Francky Mulliez aurait pu profiter de sa retraite dans le calme. Mais à 76 ans, il s’est lancé dans la restauration du château de Dampierre-en- Yvelines. Si l’enceinte doit être ouverte au public d’ici 2025, les parcs et jardins alentours ont attiré plus de 60 000 visiteurs en 2022 (générant environ 400 000 euros de revenus). « Je n’y habite pas directement car je tiens à préserver ma vie privée et j’ai même installé mon bureau dans les écuries », ajoute-t-il.

 

Château de Dampierre-en-Yvelines

 

Franky Mulliez est par ailleurs décrit comme un « homme simple et très accessible » qui entretient une relation de proximité avec ses artisans. « J’ai découvert qu’il y avait un avantage fiscal pour les industriels en retraite qui font acquisition de monuments classés.

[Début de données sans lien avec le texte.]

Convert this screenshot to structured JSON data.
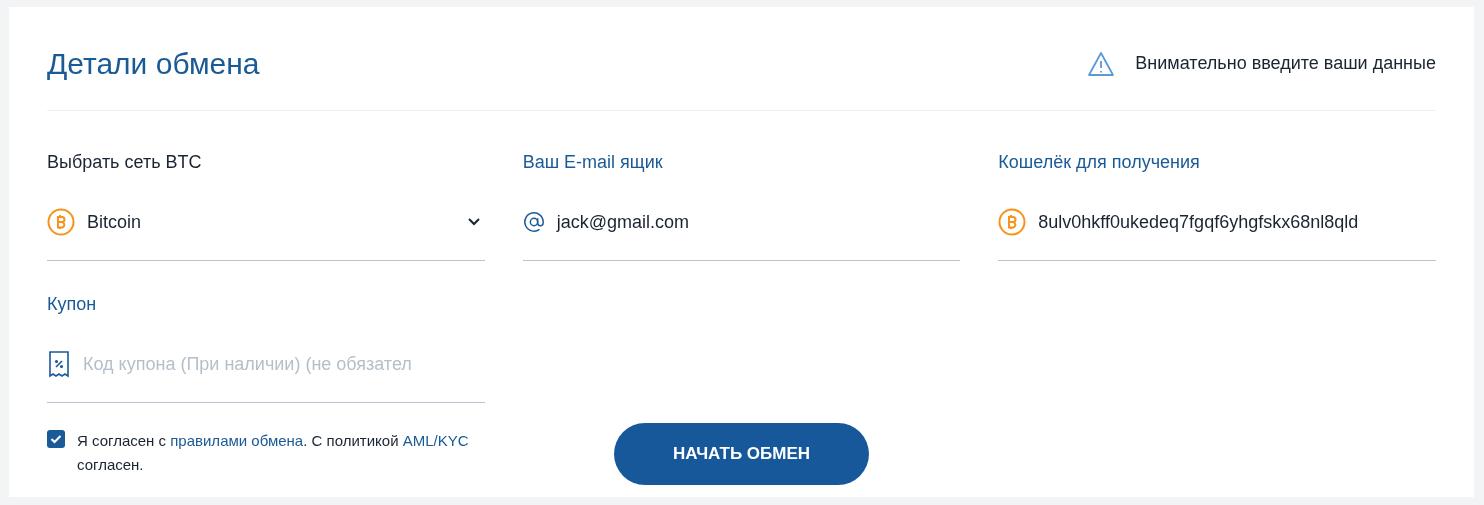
{
  "title": "Детали обмена",
  "notice": "Внимательно введите ваши данные",
  "fields": [
    {
      "kind": "select",
      "label": "Выбрать сеть BTC",
      "value": "Bitcoin"
    },
    {
      "kind": "email",
      "label": "Ваш E-mail ящик",
      "value": "jack@gmail.com"
    },
    {
      "kind": "wallet",
      "label": "Кошелёк для получения",
      "value": "8ulv0hkff0ukedeq7fgqf6yhgfskx68nl8qld"
    },
    {
      "kind": "coupon",
      "label": "Купон",
      "placeholder": "Код купона (При наличии) (не обязател"
    }
  ],
  "agreement": {
    "checked": true,
    "parts": [
      {
        "text": "Я согласен с ",
        "link": false
      },
      {
        "text": "правилами обмена",
        "link": true
      },
      {
        "text": ". С политикой ",
        "link": false
      },
      {
        "text": "AML/KYC",
        "link": true
      },
      {
        "text": " согласен.",
        "link": false
      }
    ]
  },
  "submit": "НАЧАТЬ ОБМЕН"
}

Cela me permet de financer les travaux et assurer un salaire décent à mes jardiniers, menuisiers et maçons », explique- t-il. Il assure d’ailleurs militer sur ce sujet : « J’ai expérimenté chez Kiloutou la mise en place d’undividende salarié alors que mes associés étaient tous contre. Tout le monde a eu la même prime pendant un an et cela a rendu beaucoup de cadres furieux. »

Un goût pour le vin… et l’équilibre financier !

En 2018, Franky Mulliez a aussi fait l’acquisition du château Cluzeau, à Sigoulès- et-Flaugeac, et ses 14 hectares de vignes. Chaque année, la récolte est estimée à environ 25 hectolitres par hectare et le prix moyen des bouteilles vendues sur le marché est de 5 euros. L’objectif reste pour l’entrepreneur de vendre du « vin de plaisir assez léger, typique du Bergeracois mais différent des appellations reconnues du secteur ».

Mais voilà que l’industrie du vin traverse une crise sans précédent depuis la crise sanitaire, accentuée par une baisse de la consommation de vin rouge, une crise commerciale avec la Chine ainsi que la guerre en Ukraine et l’inflation. « Le vin ne se vend plus comme avant et il faut que j’arrive à faire vivre cette entreprise » martèle Franky Mulliez. Derrière sa passion pour les vignobles, il reste avant tout un businessman qui recherche l’équilibre financier à moyen et long terme.